6 Mayıs halk deyimiyle Hıdırellez…
Nedir peki Hıdırellez?
Halk inancında, “doğanın canlanmasını, yeniden doğuşu ve “kutsal kurtarıcıyı”; simgeleyen Hızır, doğanın döngüselliği içinde mevsimlerin değişimini ve bu bağlamda baharın gelmesini simgeleyen Nevruz (Newroz) ve yazın gelmesini simgeleyen Hıdrellez öyküleri birbirine bağlı olarak anlatılır.
Doğanın değişimimin insanların belleğinde oluşturduğu önemli günlere verilen isimlerden birisi de Hıdırellez’dir.
Hıdırellez bir anlamda doğasal olayların oluşturduğu toplumsal belleğin ve insana yaşama enerjisi katacak olan gelecek ütopyasının tasarımsal örgüsüdür.
Hıdırellez, insanı insan kılacak olan değerlerin gizlilikten açığa çıkarılması. En güzel insani değerlerin bilinçlerde uyarılması ve doğanın yeniden kendisini üretmesi yani ölümsüzlüğün insan bilincinde kavramsallaşmasıdır…
Hıdırellez, toplumu ve insanı “kurtuluşa taşıyacak” olan değerlerin, toplumsal algıya dönüştürülmesinin ve ortak değerlerle geleceğe taşınmasının simgesidir. Hıdırellez, bu bağlamda, iyiliğin, dayanışmanın, zenginliğin, verimliliğin, barışın ve kardeşliğin imgesel algısı ve simgesel ismidir.
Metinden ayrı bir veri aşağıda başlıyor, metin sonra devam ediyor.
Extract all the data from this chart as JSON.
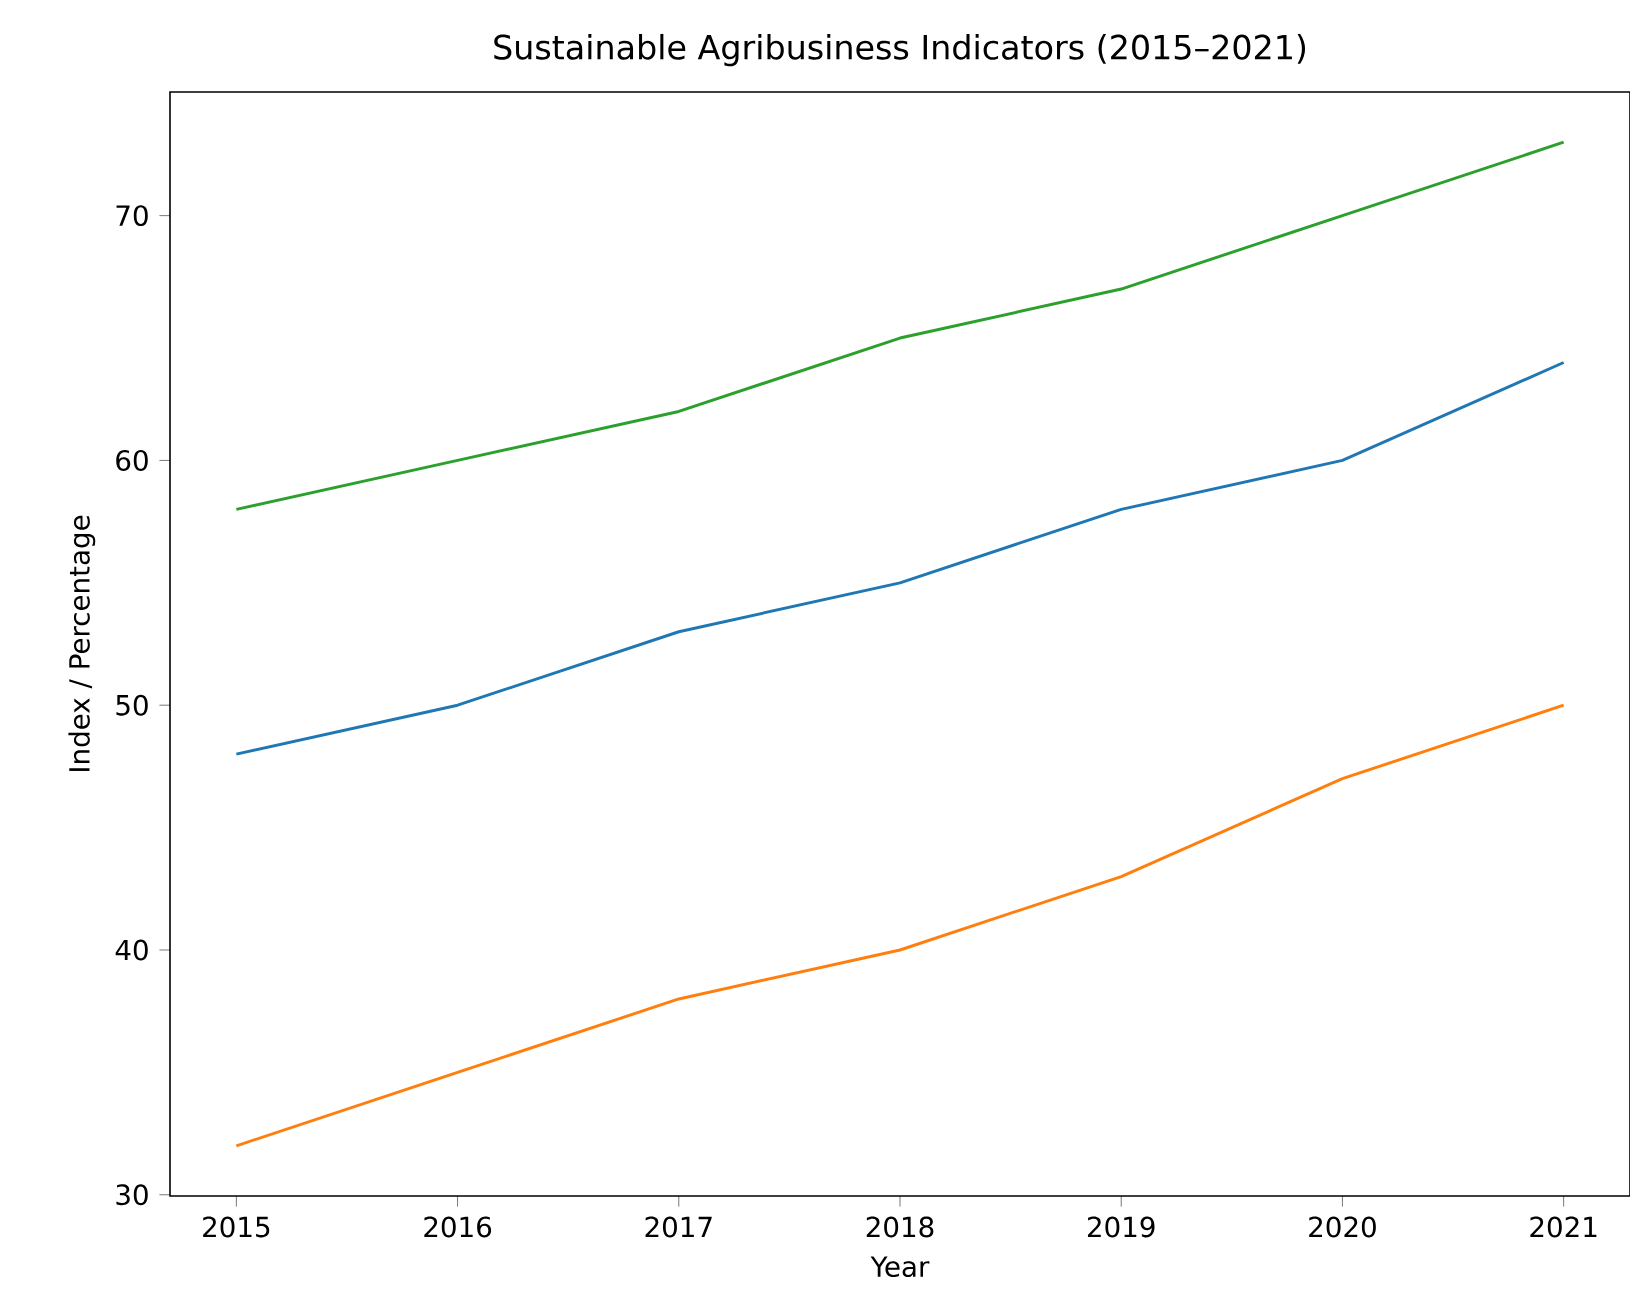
{
  "chart_data": {
    "type": "line",
    "title": "Sustainable Agribusiness Indicators (2015–2021)",
    "xlabel": "Year",
    "ylabel": "Index / Percentage",
    "x": [
      2015,
      2016,
      2017,
      2018,
      2019,
      2020,
      2021
    ],
    "series": [
      {
        "color": "#1f77b4",
        "values": [
          48,
          50,
          53,
          55,
          58,
          60,
          64
        ]
      },
      {
        "color": "#ff7f0e",
        "values": [
          32,
          35,
          38,
          40,
          43,
          47,
          50
        ]
      },
      {
        "color": "#2ca02c",
        "values": [
          58,
          60,
          62,
          65,
          67,
          70,
          73
        ]
      }
    ],
    "xlim": [
      2014.7,
      2021.3
    ],
    "ylim": [
      29.95,
      75.05
    ],
    "xticks": [
      2015,
      2016,
      2017,
      2018,
      2019,
      2020,
      2021
    ],
    "yticks": [
      30,
      40,
      50,
      60,
      70
    ],
    "grid": false,
    "marker": "none",
    "line_style": "solid"
  }
}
Esasında Hıdırellez, yeniden doğuşun, doğanın döngüselliği içinde mevsimlerin, kendilerini sürekli var kılmasının adıdır.
Doğada ölüm yoktur ve her şey dönüşür, değişir, farklı boyutlara geçer. Doğada her şey kendisini geleceğe taşımaya ve sürekli kılmaya çalışır. Buna karşın yine de birileri bir başka şeyi, yaşatmak için kendisini feda eder. Bir başka anlamda, zorda kalanları kurtaran, kendisini toplumu için, çocuğu için, ailesi için veya türü için feda eden, canını, bedenini korkusuzca sunanların da simgesidir Hıdırellez…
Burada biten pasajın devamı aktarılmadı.